Thursday, November 27, 2014¶
More updates to the community docs.
Solved two tickets¶
A Chooser is now callable. This allowed us to write the following code:
def on_create(self, ar):
super(RefundConfirmation, self).on_create(ar)
qs = self.pharmacy_choices(self.granting)
if qs.count() > 0:
self.pharmacy = qs[0]
Until now it was necessary to write:
qs = self.pharmacy_choices.get_choices(granting=self.granting)
Checkin with these changes at 11:47 because it seems to work. But the
test suite is probably broken since I changed
lino_welfare.modlib.aids.fixtures.demo
.
Repairing the test suite was again quite some benedictine work. Checkin at 15:00.
fabfile.py imported twice¶
I discovered that atelier
imports the fabfile.py
twice, which caused duplicate entries in
atelier.env.demo_databases
. Current workaround is to use the
new function atelier.fablib.add_demo_database()
instead of
appending directly to
env.demo_databases
.
Checkin at 15:40.
Pseudo-virtual tables¶
And then I solved #15. This was subtle.
The welfare.aids.ConfirmationsByGranting
table is a
dd.VirtualTable because welfare.aids.Confirmation
is an
abstract model. Like any virtual table it has neither a print action
nor a detail action.
But OTOH it operates on normal database objects, and their concrete
model is known at runtime via the master_instance
.
That’s why it was difficult to accept that double-clicking on a row did not open the corresponding detail or that you could not print a confirmation it by right-clicking on a row.
In order to have a detail and a print function, we must turn it into a
“pseudo-virtual” table: We define two methods
lino.core.actors.Actor.get_pk_field()
and
lino.core.actors.Actor.get_row_by_pk()
needed by the data store
to identify the selected row.
I also learned that the dd.action()
decorator is allowed only on
a model, it doesn’t work on a table because Lino fails to adapt the
signature of the wrapped function.
Checkin at 17:12.
autodoc : to use or not to use?¶
After our discussion in docs/tickets/134 I continue to struggle with the question of where to use autodoc and where not.
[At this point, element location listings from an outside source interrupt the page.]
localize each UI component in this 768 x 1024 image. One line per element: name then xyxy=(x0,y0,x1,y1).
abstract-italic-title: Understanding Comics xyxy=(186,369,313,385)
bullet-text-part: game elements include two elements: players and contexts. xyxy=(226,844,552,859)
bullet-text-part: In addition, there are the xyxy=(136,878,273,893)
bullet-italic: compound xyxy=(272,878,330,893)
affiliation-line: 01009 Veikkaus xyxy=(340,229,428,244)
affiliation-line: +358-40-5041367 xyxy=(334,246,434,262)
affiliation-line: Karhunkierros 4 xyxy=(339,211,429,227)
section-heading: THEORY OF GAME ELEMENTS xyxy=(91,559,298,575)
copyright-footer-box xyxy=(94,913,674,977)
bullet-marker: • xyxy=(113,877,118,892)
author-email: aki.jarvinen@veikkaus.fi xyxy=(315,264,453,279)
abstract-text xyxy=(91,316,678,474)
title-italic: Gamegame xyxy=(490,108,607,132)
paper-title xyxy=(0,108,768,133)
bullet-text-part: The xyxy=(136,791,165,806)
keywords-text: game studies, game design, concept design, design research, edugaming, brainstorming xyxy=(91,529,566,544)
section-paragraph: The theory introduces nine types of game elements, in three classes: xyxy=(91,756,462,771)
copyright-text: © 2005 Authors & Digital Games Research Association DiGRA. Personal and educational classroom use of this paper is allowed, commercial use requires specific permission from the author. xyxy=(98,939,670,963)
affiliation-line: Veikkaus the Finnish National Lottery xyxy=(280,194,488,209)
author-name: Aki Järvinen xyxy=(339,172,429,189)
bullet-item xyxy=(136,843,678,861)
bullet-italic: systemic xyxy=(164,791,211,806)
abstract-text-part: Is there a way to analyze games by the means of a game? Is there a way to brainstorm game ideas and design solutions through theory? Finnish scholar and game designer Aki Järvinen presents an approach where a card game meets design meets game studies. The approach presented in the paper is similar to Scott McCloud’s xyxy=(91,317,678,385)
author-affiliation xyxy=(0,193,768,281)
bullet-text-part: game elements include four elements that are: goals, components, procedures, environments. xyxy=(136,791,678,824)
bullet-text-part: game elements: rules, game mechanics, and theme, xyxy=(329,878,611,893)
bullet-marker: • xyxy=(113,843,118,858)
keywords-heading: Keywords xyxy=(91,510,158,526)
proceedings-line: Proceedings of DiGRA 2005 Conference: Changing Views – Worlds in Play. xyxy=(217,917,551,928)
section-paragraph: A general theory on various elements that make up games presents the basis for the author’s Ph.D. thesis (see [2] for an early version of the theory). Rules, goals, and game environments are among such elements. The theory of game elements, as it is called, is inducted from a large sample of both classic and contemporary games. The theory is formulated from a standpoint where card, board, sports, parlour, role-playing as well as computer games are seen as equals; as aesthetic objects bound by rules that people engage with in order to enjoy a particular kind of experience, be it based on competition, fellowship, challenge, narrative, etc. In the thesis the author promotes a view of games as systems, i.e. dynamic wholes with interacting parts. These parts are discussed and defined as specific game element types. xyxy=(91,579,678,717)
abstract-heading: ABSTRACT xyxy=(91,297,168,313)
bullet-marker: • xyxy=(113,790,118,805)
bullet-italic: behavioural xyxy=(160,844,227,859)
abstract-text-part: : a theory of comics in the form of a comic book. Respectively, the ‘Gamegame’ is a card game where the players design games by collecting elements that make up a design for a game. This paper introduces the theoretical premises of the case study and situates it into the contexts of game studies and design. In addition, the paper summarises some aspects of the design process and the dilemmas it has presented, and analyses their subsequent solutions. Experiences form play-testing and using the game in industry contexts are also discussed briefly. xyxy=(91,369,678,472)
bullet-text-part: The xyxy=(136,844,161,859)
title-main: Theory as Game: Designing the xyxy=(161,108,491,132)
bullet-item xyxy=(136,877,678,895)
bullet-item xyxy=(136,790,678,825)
There are two modes of documenting an API: an “overview” mode and a “reference” mode. Both are useful and necessary. “Overview mode” is prosaic and must not depend on the internal structures. “Reference mode” is what autodoc generates. But how to connect them? Which information to put to the reference and which to the overview?
One thing seems clear: the reference documentation about
lino.core.actors.Actor
should be generated using docstrings
and autodoc. So I started to move some documentation from the
manually authored page at https://www.lino-framework.org/dev/actors.html back to docstrings in the
source code.
Another thing seems clear: the reference documentation of everything
below lino.modlib
must be written manually because (1) a same
model can have different implementing classes, (2) we want to document
multiple possible Lino applications in a same doctree (but there can
be only one DJANGO_SETTINGS_MODULE per autodoc run).